LCR Parameters

Thread Starter

marsy00

Joined May 21, 2013
3
Hello,

I'm using an Agilent 4263B, and I'm trying to understand the relationship between different measurement parameters.

I'm measuring an air core inductor and these are the results I get at 100kHz:

Lp = 9.97 uH

R = 0.968 X = 7.63

|Z| = 7.689 Theta = 82.77

When I measure Rdc I get: .087 ohms

My first question is, why dont R and Rdc match? Z = R + jX = |Z|< theta... shouldnt Rdc = R??

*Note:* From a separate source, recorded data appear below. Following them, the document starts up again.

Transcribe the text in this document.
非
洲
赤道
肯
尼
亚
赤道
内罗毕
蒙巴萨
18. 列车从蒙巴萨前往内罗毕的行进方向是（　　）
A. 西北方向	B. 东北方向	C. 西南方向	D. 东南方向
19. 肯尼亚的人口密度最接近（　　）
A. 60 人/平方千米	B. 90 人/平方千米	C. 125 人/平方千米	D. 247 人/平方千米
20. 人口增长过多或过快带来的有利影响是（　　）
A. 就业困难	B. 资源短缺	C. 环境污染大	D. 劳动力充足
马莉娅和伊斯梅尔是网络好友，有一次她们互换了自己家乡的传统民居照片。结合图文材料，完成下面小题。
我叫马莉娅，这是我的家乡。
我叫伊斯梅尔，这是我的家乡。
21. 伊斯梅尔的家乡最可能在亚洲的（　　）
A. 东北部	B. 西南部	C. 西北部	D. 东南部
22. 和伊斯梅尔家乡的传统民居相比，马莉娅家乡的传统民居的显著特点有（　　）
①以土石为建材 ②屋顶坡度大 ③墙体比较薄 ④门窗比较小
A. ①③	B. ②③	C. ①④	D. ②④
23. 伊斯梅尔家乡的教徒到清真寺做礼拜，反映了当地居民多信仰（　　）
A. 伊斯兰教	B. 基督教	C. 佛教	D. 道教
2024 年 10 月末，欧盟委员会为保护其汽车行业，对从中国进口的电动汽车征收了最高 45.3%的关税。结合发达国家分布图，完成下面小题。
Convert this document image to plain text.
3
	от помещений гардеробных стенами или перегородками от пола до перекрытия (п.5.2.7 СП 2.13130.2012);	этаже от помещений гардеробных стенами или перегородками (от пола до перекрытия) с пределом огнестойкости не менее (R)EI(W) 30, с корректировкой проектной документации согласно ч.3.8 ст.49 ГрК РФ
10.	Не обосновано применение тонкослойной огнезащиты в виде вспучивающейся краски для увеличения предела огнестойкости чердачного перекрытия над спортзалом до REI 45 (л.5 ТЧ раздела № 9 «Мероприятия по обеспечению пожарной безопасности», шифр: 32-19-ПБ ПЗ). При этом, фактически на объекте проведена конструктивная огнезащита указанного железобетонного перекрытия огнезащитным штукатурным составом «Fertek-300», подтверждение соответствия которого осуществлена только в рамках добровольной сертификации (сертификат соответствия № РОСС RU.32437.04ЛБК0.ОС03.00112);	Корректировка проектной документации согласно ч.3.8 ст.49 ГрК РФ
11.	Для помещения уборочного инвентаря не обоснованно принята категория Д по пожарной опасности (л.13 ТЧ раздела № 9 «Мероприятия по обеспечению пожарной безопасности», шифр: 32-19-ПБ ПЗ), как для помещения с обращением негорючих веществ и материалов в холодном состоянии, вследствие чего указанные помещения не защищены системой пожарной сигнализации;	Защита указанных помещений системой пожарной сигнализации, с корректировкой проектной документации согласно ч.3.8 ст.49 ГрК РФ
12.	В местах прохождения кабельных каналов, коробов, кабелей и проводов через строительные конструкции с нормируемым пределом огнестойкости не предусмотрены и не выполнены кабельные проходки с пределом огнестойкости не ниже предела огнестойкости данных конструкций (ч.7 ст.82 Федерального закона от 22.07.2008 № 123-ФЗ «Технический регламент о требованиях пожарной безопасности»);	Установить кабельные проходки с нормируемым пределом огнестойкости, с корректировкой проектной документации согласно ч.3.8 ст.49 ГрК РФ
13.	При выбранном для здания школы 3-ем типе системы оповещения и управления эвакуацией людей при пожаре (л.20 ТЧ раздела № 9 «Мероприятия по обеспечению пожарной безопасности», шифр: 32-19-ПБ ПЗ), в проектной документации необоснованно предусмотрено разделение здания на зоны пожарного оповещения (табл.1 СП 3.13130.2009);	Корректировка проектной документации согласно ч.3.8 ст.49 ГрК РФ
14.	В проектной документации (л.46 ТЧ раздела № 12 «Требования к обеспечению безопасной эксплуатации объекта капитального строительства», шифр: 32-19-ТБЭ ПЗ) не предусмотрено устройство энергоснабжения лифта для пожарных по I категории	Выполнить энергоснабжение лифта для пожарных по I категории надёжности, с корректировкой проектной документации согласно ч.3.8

Second question: can someone explain the difference between Lp and Ls?

Thanks.
 

Thread Starter

marsy00

Joined May 21, 2013
3
Yes, its interesting and it makes sense to me. According to the page, in copper at 100 kHz, the skin depth is 210 um and at 60 Hz its 0.8mm. My wire diameter is .9mm.

So by my calculations:

Rdc = .087 ohms
R_real_100k = .968 ohms

DC Conductance = 1/.087 = 11.236
Skin Effect at 60 Hz relative to DC: .8/.9 = .88
Skin Effect at 100 kHz relative to 60 Hz: .210/.8 = .236

Conductance at 60 Hz: 11.236*.88 = 9.88
Conductance at 100 kHz: 9.88*.236 = 2.306

==> Expected resistance at 100k: 1/2.306 = .433 ohms. I measured .968.

Thoughts?

Thanks!
 

crutschow

Joined Mar 14, 2008
38,503
The relationship between DC resistance and that due to the skin effect is not the simple ratio that you used. The "skin" is the distance into the surface of the wire so it forms a cylinder equal to the thickness of the skin.

Thus for a skin depth of 0.8mm the cylinder would extend 0.8mm into the wire on all sides, which is greater than your wire radius of 0.45mm. Thus there is no significant skin effect at 60Hz for that wire's resistance.

At higher frequencies you need to use the formula given in the "Resistance" paragraph in the Wikipedia article that Ron referenced.